Chuck Yerkes chuck+baylisa at snew.com
Sun Oct 19 10:39:03 PDT 2003


Quoting richard childers / kg6hac (fscked at pacbell.net):
> Now, if you were using SCO, I could understand your frustration ... I'm 
> experiencing it, as I speak ...

Replace it or walk away.  it's the best answer.

Over a decade ago, I wokred for a VAR who sold CAD systems - on
Sun, and SCO and SGI.  SCO was rare, but I got saddled with the
customers who had it.  License issues with TCP/IP software.
Installed on 15 machines and - doh!- 1 license was used on two
machines.  Which two? It didn't bother to say - it just shut down.

Put a call in and was told I'd get a call back within a week.
Impressive.  After taking the users down for most of an afternoon
trying combinations of machines to get this error - elimination
games - and generally wasting a day and pissing off me and the
customers, the customer started replacing older machines with Suns.

Then add things like bugs - ./rhosts didn't work with 8 letter
accounts, a NIS implementation that set me off in waves of giggles
(rcp of passwd (requiring a /.rhosts) and a shell script merge)
and generally pathetic code quality, support and pricing - the
clients and my company were disgusted with SCO.

$15k for Sun vs. $8k for PC+SCO was cheaper to run and manage.

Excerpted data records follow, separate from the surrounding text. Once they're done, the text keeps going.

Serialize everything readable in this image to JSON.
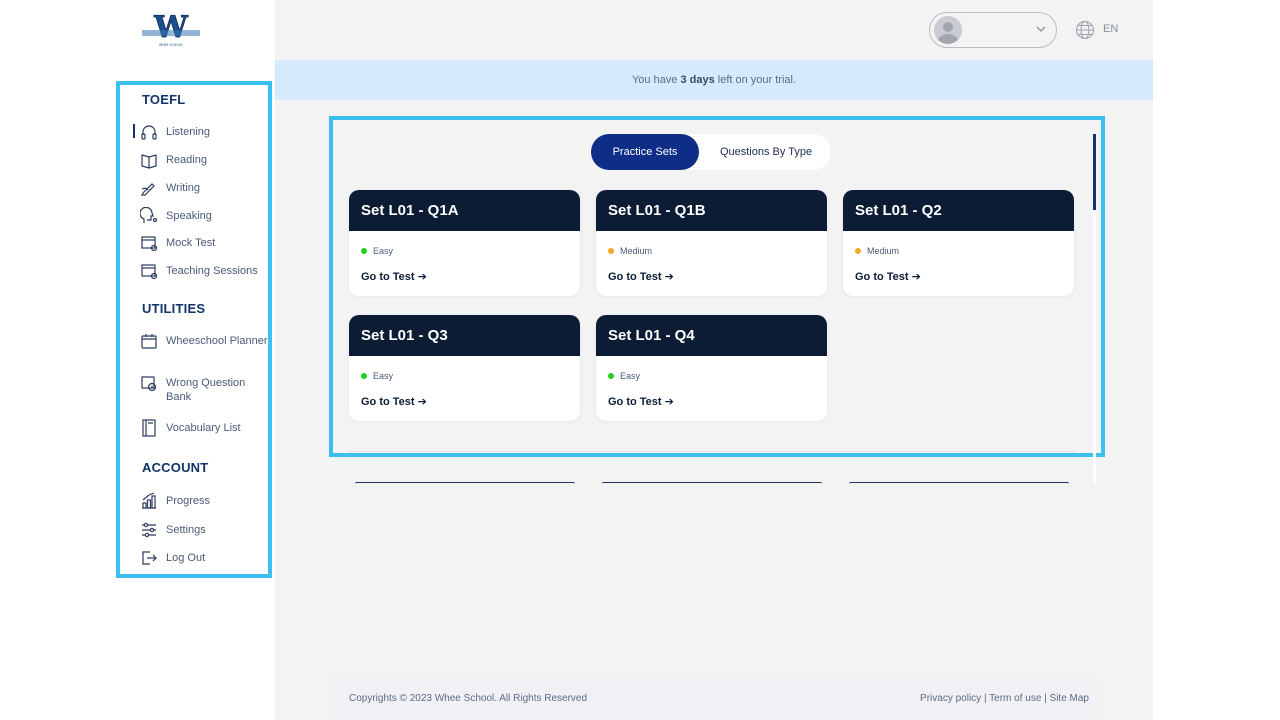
{
  "brand": {
    "logo_letter": "W",
    "logo_text": "WHEE SCHOOL"
  },
  "sidebar": {
    "sections": [
      {
        "title": "TOEFL"
      },
      {
        "title": "UTILITIES"
      },
      {
        "title": "ACCOUNT"
      }
    ],
    "items": [
      {
        "label": "Listening",
        "icon": "headphones-icon"
      },
      {
        "label": "Reading",
        "icon": "book-icon"
      },
      {
        "label": "Writing",
        "icon": "pen-icon"
      },
      {
        "label": "Speaking",
        "icon": "speaking-icon"
      },
      {
        "label": "Mock Test",
        "icon": "mock-test-icon"
      },
      {
        "label": "Teaching Sessions",
        "icon": "teaching-icon"
      },
      {
        "label": "Wheeschool Planner",
        "icon": "calendar-icon"
      },
      {
        "label": "Wrong Question Bank",
        "icon": "question-bank-icon"
      },
      {
        "label": "Vocabulary List",
        "icon": "notebook-icon"
      },
      {
        "label": "Progress",
        "icon": "chart-icon"
      },
      {
        "label": "Settings",
        "icon": "sliders-icon"
      },
      {
        "label": "Log Out",
        "icon": "logout-icon"
      }
    ]
  },
  "header": {
    "language": "EN"
  },
  "trial": {
    "prefix": "You have ",
    "days": "3 days",
    "suffix": " left on your trial."
  },
  "tabs": {
    "active": "Practice Sets",
    "inactive": "Questions By Type"
  },
  "cards": [
    {
      "title": "Set L01 - Q1A",
      "difficulty": "Easy",
      "color": "#1fd01f",
      "cta": "Go to Test"
    },
    {
      "title": "Set L01 - Q1B",
      "difficulty": "Medium",
      "color": "#f5a623",
      "cta": "Go to Test"
    },
    {
      "title": "Set L01 - Q2",
      "difficulty": "Medium",
      "color": "#f5a623",
      "cta": "Go to Test"
    },
    {
      "title": "Set L01 - Q3",
      "difficulty": "Easy",
      "color": "#1fd01f",
      "cta": "Go to Test"
    },
    {
      "title": "Set L01 - Q4",
      "difficulty": "Easy",
      "color": "#1fd01f",
      "cta": "Go to Test"
    }
  ],
  "footer": {
    "copyright": "Copyrights © 2023 Whee School. All Rights Reserved",
    "links": "Privacy policy | Term of use | Site Map"
  },
  "colors": {
    "navy": "#0c1c35",
    "accent": "#0d2d86",
    "highlight": "#3bbfef"
  }
}
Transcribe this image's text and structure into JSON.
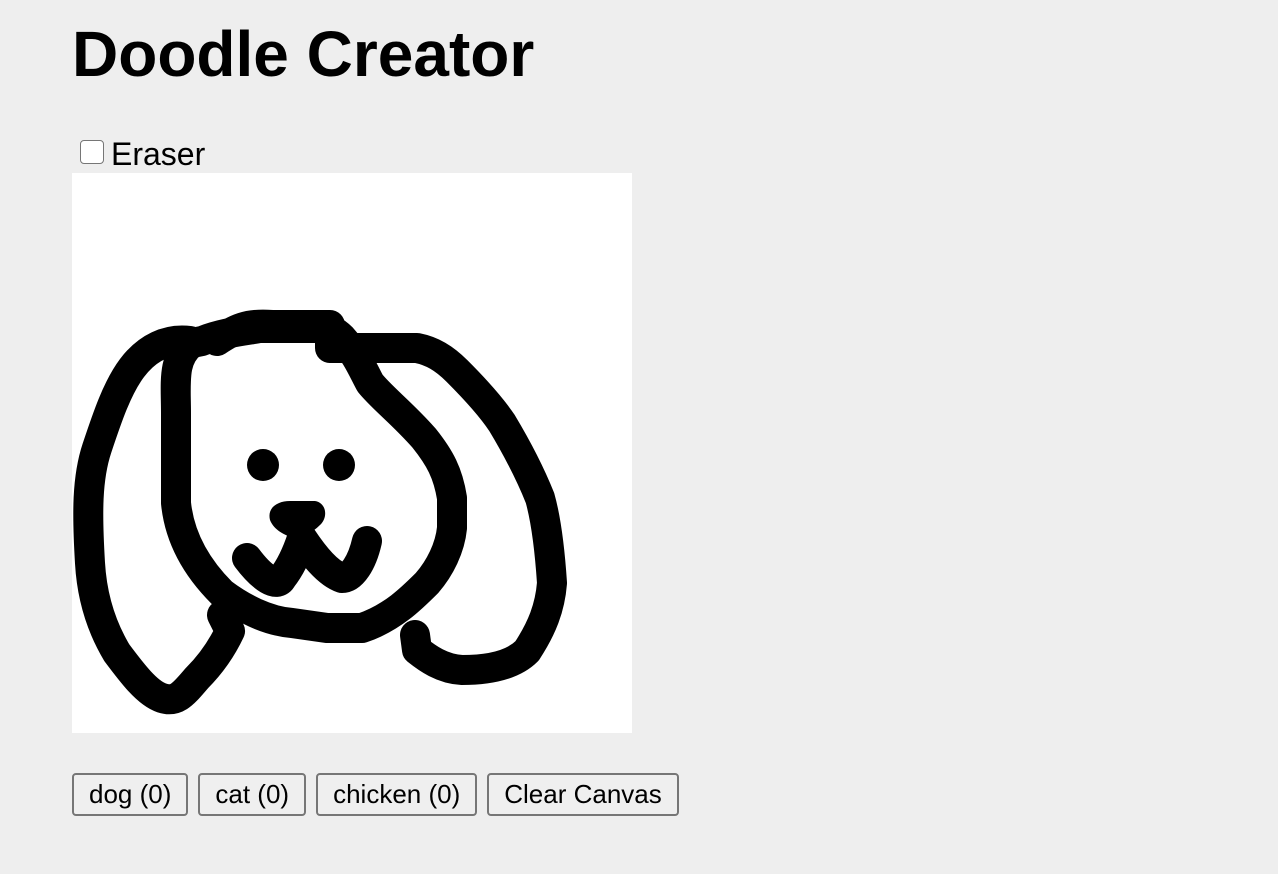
{
  "header": {
    "title": "Doodle Creator"
  },
  "eraser": {
    "label": "Eraser",
    "checked": false
  },
  "canvas": {
    "background": "#ffffff",
    "stroke_color": "#000000"
  },
  "buttons": {
    "dog": "dog (0)",
    "cat": "cat (0)",
    "chicken": "chicken (0)",
    "clear": "Clear Canvas"
  }
}
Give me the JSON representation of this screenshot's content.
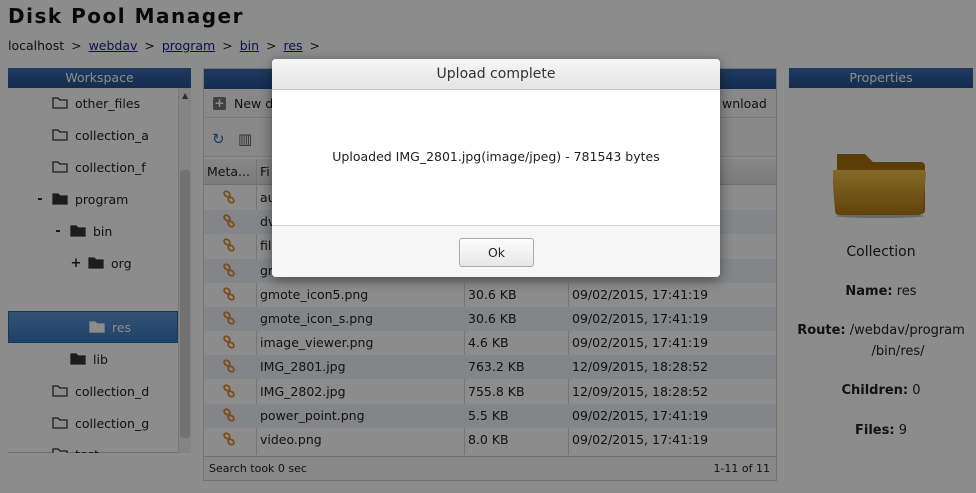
{
  "app": {
    "title": "Disk Pool Manager"
  },
  "breadcrumb": {
    "root": "localhost",
    "links": [
      "webdav",
      "program",
      "bin",
      "res"
    ],
    "separator": ">"
  },
  "workspace": {
    "header": "Workspace",
    "items": [
      {
        "label": "other_files",
        "toggle": ""
      },
      {
        "label": "collection_a",
        "toggle": ""
      },
      {
        "label": "collection_f",
        "toggle": ""
      },
      {
        "label": "program",
        "toggle": "-"
      },
      {
        "label": "bin",
        "toggle": "-"
      },
      {
        "label": "org",
        "toggle": "+"
      },
      {
        "label": "res",
        "toggle": "",
        "selected": true
      },
      {
        "label": "lib",
        "toggle": ""
      },
      {
        "label": "collection_d",
        "toggle": ""
      },
      {
        "label": "collection_g",
        "toggle": ""
      },
      {
        "label": "test",
        "toggle": ""
      }
    ]
  },
  "files": {
    "toolbar": {
      "new_label": "New d",
      "download_label": "wnload"
    },
    "columns": {
      "meta": "Meta...",
      "name": "Fi"
    },
    "rows": [
      {
        "name": "au",
        "size": "",
        "modified": ""
      },
      {
        "name": "dv",
        "size": "",
        "modified": ""
      },
      {
        "name": "fil",
        "size": "",
        "modified": ""
      },
      {
        "name": "gr",
        "size": "",
        "modified": ""
      },
      {
        "name": "gmote_icon5.png",
        "size": "30.6 KB",
        "modified": "09/02/2015, 17:41:19"
      },
      {
        "name": "gmote_icon_s.png",
        "size": "30.6 KB",
        "modified": "09/02/2015, 17:41:19"
      },
      {
        "name": "image_viewer.png",
        "size": "4.6 KB",
        "modified": "09/02/2015, 17:41:19"
      },
      {
        "name": "IMG_2801.jpg",
        "size": "763.2 KB",
        "modified": "12/09/2015, 18:28:52"
      },
      {
        "name": "IMG_2802.jpg",
        "size": "755.8 KB",
        "modified": "12/09/2015, 18:28:52"
      },
      {
        "name": "power_point.png",
        "size": "5.5 KB",
        "modified": "09/02/2015, 17:41:19"
      },
      {
        "name": "video.png",
        "size": "8.0 KB",
        "modified": "09/02/2015, 17:41:19"
      }
    ],
    "status_left": "Search took 0 sec",
    "status_right": "1-11 of 11"
  },
  "properties": {
    "header": "Properties",
    "type": "Collection",
    "name_label": "Name:",
    "name_value": "res",
    "route_label": "Route:",
    "route_value_1": "/webdav/program",
    "route_value_2": "/bin/res/",
    "children_label": "Children:",
    "children_value": "0",
    "files_label": "Files:",
    "files_value": "9"
  },
  "dialog": {
    "title": "Upload complete",
    "message": "Uploaded IMG_2801.jpg(image/jpeg) - 781543 bytes",
    "ok_label": "Ok"
  },
  "colors": {
    "header_blue": "#2b5797",
    "folder_gold": "#d9a520",
    "link_orange": "#e08a2c"
  }
}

When I got a all a year later from SCO offering us a deal to move
our customers to the new version of SCO Unix, I let them know that
we'd rather pay twice the price for SPARCs and SunOS and save money
in the end than ever deal with SCO again.

My friend at MS offered that since MS owned a huge stake in SCO,
it was clearly their effort to make even DOS and Windows 3.0 seem
solid and intuitive and robust compared to Unix.

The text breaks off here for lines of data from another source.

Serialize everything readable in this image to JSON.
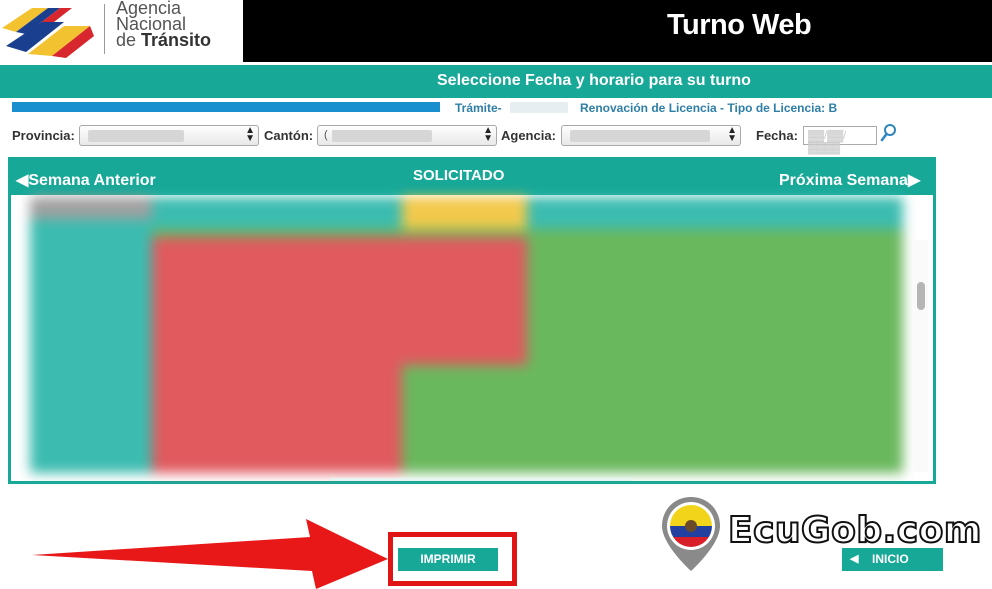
{
  "header": {
    "org_line1": "Agencia",
    "org_line2": "Nacional",
    "org_line3_prefix": "de ",
    "org_line3_bold": "Tránsito",
    "app_title": "Turno Web"
  },
  "subheader": {
    "title": "Seleccione Fecha y horario para su turno",
    "tramite_label": "Trámite-",
    "tramite_desc": "Renovación de Licencia - Tipo de Licencia: B"
  },
  "filters": {
    "provincia_label": "Provincia:",
    "canton_label": "Cantón:",
    "canton_visible_char": "(",
    "agencia_label": "Agencia:",
    "fecha_label": "Fecha:",
    "search_icon": "magnifier-icon"
  },
  "calendar": {
    "prev_label": "Semana Anterior",
    "next_label": "Próxima Semana",
    "status_label": "SOLICITADO",
    "colors": {
      "header": "#17a898",
      "teal_col": "#3cbcb0",
      "red": "#e05a5e",
      "green": "#6ab85e",
      "yellow": "#f2c94c",
      "gray": "#a0a0a0"
    }
  },
  "buttons": {
    "print_label": "IMPRIMIR",
    "home_label": "INICIO"
  },
  "watermark": {
    "text": "EcuGob.com"
  }
}
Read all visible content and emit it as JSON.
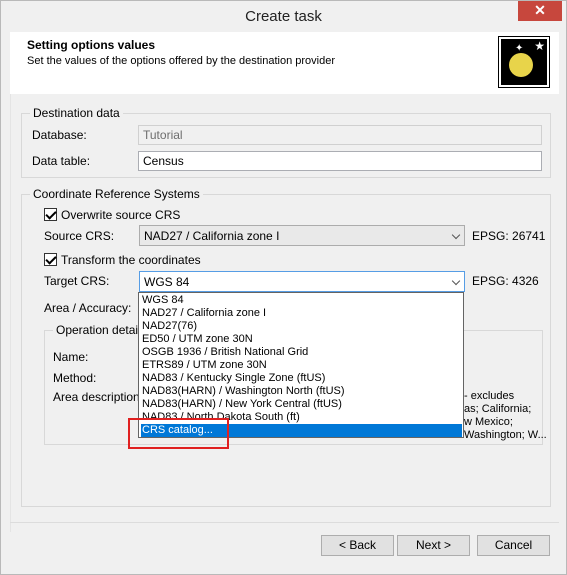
{
  "window": {
    "title": "Create task",
    "close_glyph": "✕"
  },
  "header": {
    "title": "Setting options values",
    "subtitle": "Set the values of the options offered by the destination provider"
  },
  "destination": {
    "group_label": "Destination data",
    "database_label": "Database:",
    "database_value": "Tutorial",
    "table_label": "Data table:",
    "table_value": "Census"
  },
  "crs": {
    "group_label": "Coordinate Reference Systems",
    "overwrite_label": "Overwrite source CRS",
    "overwrite_checked": true,
    "source_label": "Source CRS:",
    "source_value": "NAD27 / California zone I",
    "source_epsg": "EPSG: 26741",
    "transform_label": "Transform the coordinates",
    "transform_checked": true,
    "target_label": "Target CRS:",
    "target_value": "WGS 84",
    "target_epsg": "EPSG: 4326",
    "area_label": "Area / Accuracy:"
  },
  "dropdown": {
    "items": [
      "WGS 84",
      "NAD27 / California zone I",
      "NAD27(76)",
      "ED50 / UTM zone 30N",
      "OSGB 1936 / British National Grid",
      "ETRS89 / UTM zone 30N",
      "NAD83 / Kentucky Single Zone (ftUS)",
      "NAD83(HARN) / Washington North (ftUS)",
      "NAD83(HARN) / New York Central (ftUS)",
      "NAD83 / North Dakota South (ft)",
      "CRS catalog..."
    ],
    "selected_index": 10
  },
  "operation": {
    "group_label": "Operation details",
    "name_label": "Name:",
    "method_label": "Method:",
    "area_label": "Area description:",
    "area_text_lines": [
      "- excludes",
      "as; California;",
      "w Mexico;",
      "Washington; W..."
    ]
  },
  "buttons": {
    "back": "< Back",
    "next": "Next >",
    "cancel": "Cancel"
  },
  "colors": {
    "selection": "#0078d7",
    "close": "#c7473d",
    "annotation": "#e02020"
  },
  "icons": {
    "logo": "wizard-logo-icon",
    "dropdown_chevron": "chevron-down-icon"
  }
}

This is no small reason why a can't help but fall into a combinartion
of giggless and fury when SCO claims that *anyone* stole code
from them.  SMP, file systems - pretty much anything SCO touched
or tried to implement, they did poorly and sloppily.

Even while BSDi is in its death throws with a company that has
no clue how to sell or market it, it runs most SCO binaries.
It's also built by professionals who try to get money by making
better product, not through litigation.

I've not seen ANYTHING that I'd run on a SCO system by choice.

Note to Daryl: you didn't lose to Linux because they took your IP,
you lose because the code you issue, the support you offer and
the way you do business is repellant - to geeks, to businesses.